I got 14 days embarkation leave and then I was sent abroad to Algiers, North Africa. That was the leave I had! I never got home then for three years! We sailed from Gourock in 1942. We went on to Algiers, we were attached to the 8th Army, Montgomery’s men and worked on Spitfires.

Before we got there the Army used to go in and lay all these metal runways, clear all the ground and lay these metal runways for the planes to land on. But mostly it was ordinary fields and barren land that they did it on. They used to pick us up in lorries after we’d had breakfast and then we’d go out there all day long and work on the planes. We slept six men to a tent in North Africa. It was a bit grim as we slept on the floor.

We worked on Spitfires and Mustangs after that, mostly fighter planes that we used to work on not bombers or anything like that. The Fitters revv’ed the planes up as hard as they could so that they knew that they were alright. So there used to be two or three of us sit on the tailplane, get blown away nearly. It wasn’t really long, a couple of minutes or so to hold the back down. If I hadn’t of been sat on the back actually they had rope, well webbing things with sandbags which they should have used - but it was too much trouble to go and get those. So, ‘Eh you, you and you sit on the back!’ I think that’s where I started losing my hearing! They would run the props and check that everything was running alright We did everything! We just do inspections on them every day and see that the ailerons and rudders were working. They were good planes but they lost quite a few planes being shot down.

From North Africa we went to Corsica first and then Italy. We transferred mostly by ship because we’d to take all the lorries and the equipment. They had to get up an advance party and then a rear party. It wasn’t very nice in Salerno. We’d been to Rome and Naples. We were with ‘S’ 154 Squadron, Allepo, Italy in January 1944. We were in Tissano during May 1945. And then from there we went to Southern France, we landed in a place called Frejus between Marseille and Montpellier. We went in one of those tank landing craft. All the lorries and that had to be water proofed, oh, it took ages. They just dropped the things down, you had to go off on the water on to the beach.

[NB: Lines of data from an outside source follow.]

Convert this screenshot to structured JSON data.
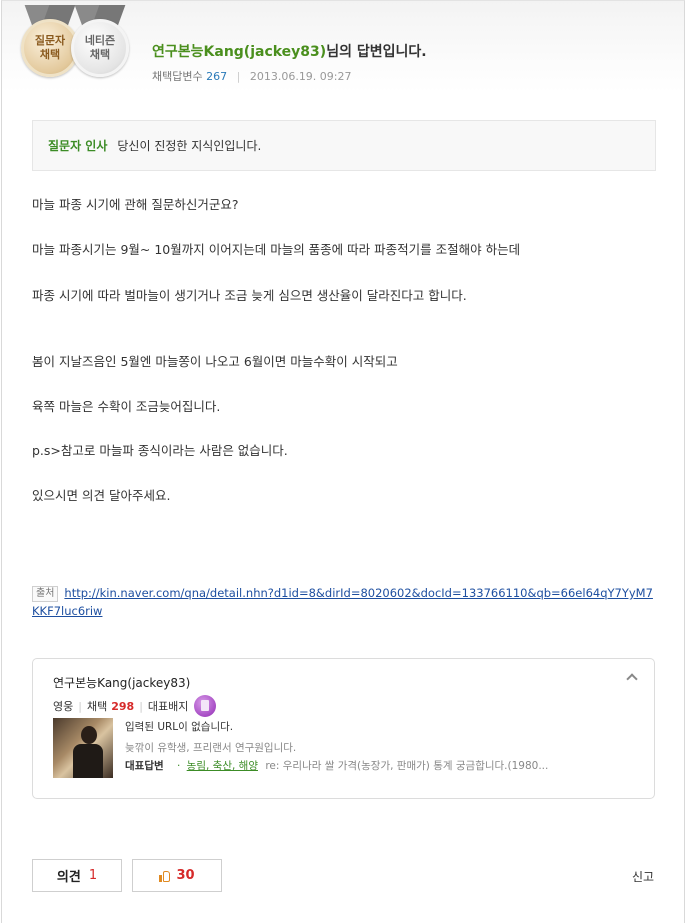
{
  "header": {
    "medals": [
      {
        "line1": "질문자",
        "line2": "채택"
      },
      {
        "line1": "네티즌",
        "line2": "채택"
      }
    ],
    "answerer_name": "연구본능Kang(jackey83)",
    "title_suffix": "님의 답변입니다.",
    "adopted_label": "채택답변수",
    "adopted_count": "267",
    "date": "2013.06.19.  09:27"
  },
  "greeting": {
    "label": "질문자 인사",
    "text": "당신이 진정한 지식인입니다."
  },
  "body": {
    "paragraphs": [
      "마늘 파종 시기에 관해 질문하신거군요?",
      "마늘 파종시기는 9월~ 10월까지 이어지는데 마늘의 품종에 따라 파종적기를 조절해야 하는데",
      "파종 시기에 따라 벌마늘이 생기거나 조금 늦게 심으면 생산율이 달라진다고 합니다.",
      "봄이 지날즈음인 5월엔 마늘쫑이 나오고 6월이면 마늘수확이 시작되고",
      "육쪽 마늘은 수확이 조금늦어집니다.",
      "p.s>참고로 마늘파 종식이라는 사람은 없습니다.",
      "있으시면 의견 달아주세요."
    ]
  },
  "source": {
    "tag": "출처",
    "url": "http://kin.naver.com/qna/detail.nhn?d1id=8&dirId=8020602&docId=133766110&qb=66el64qY7YyM7KKF7luc6riw"
  },
  "profile": {
    "name": "연구본능Kang(jackey83)",
    "rank": "영웅",
    "adopt_label": "채택",
    "adopt_count": "298",
    "badge_label": "대표배지",
    "badge_icon": "badge-icon",
    "url_text": "입력된 URL이 없습니다.",
    "intro": "늦깎이 유학생, 프리랜서 연구원입니다.",
    "rep_label": "대표답변",
    "rep_bullet": "·",
    "rep_category": "농림, 축산, 해양",
    "rep_question": "re: 우리나라 쌀 가격(농장가, 판매가) 통계 궁금합니다.(1980..."
  },
  "footer": {
    "opinion_label": "의견",
    "opinion_count": "1",
    "like_count": "30",
    "report_label": "신고"
  }
}
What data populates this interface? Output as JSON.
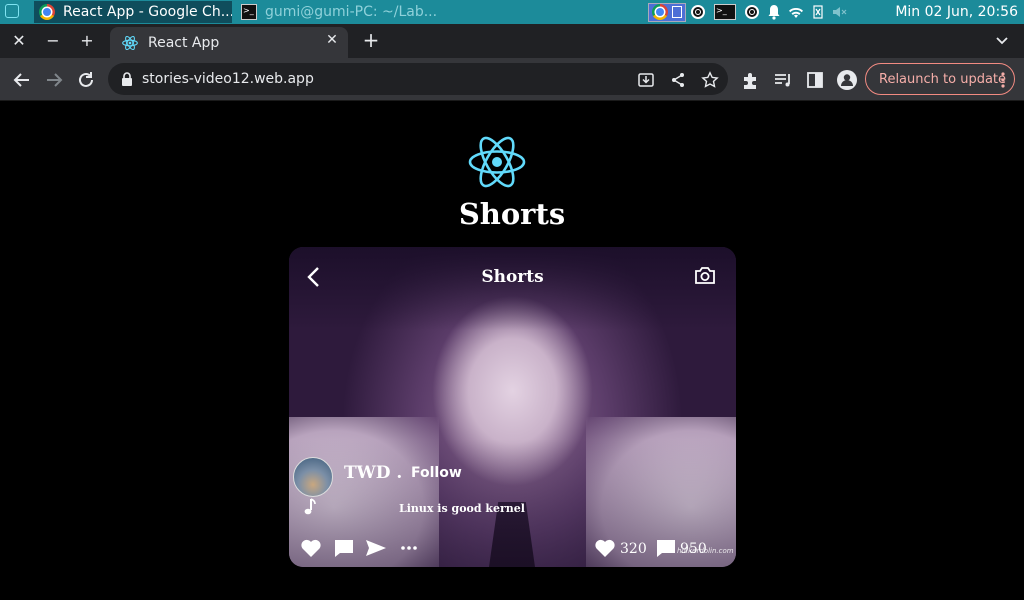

We were all looking forward getting back to England. We’d been abroad that long that — we knew everybody — we knew all the pilots, we knew all the ground crew, they were all the same. The only time they got sent back home was when they were ill or lost a limb, something like that. I came back on an aircraft and I finished up at Finningley which was handy! I went home on leave and I had to report to Finningley. It was what, about 15 or 16 miles that’s all from home in Grimethorpe. I was demobbed not long after that, 1946 I think it was.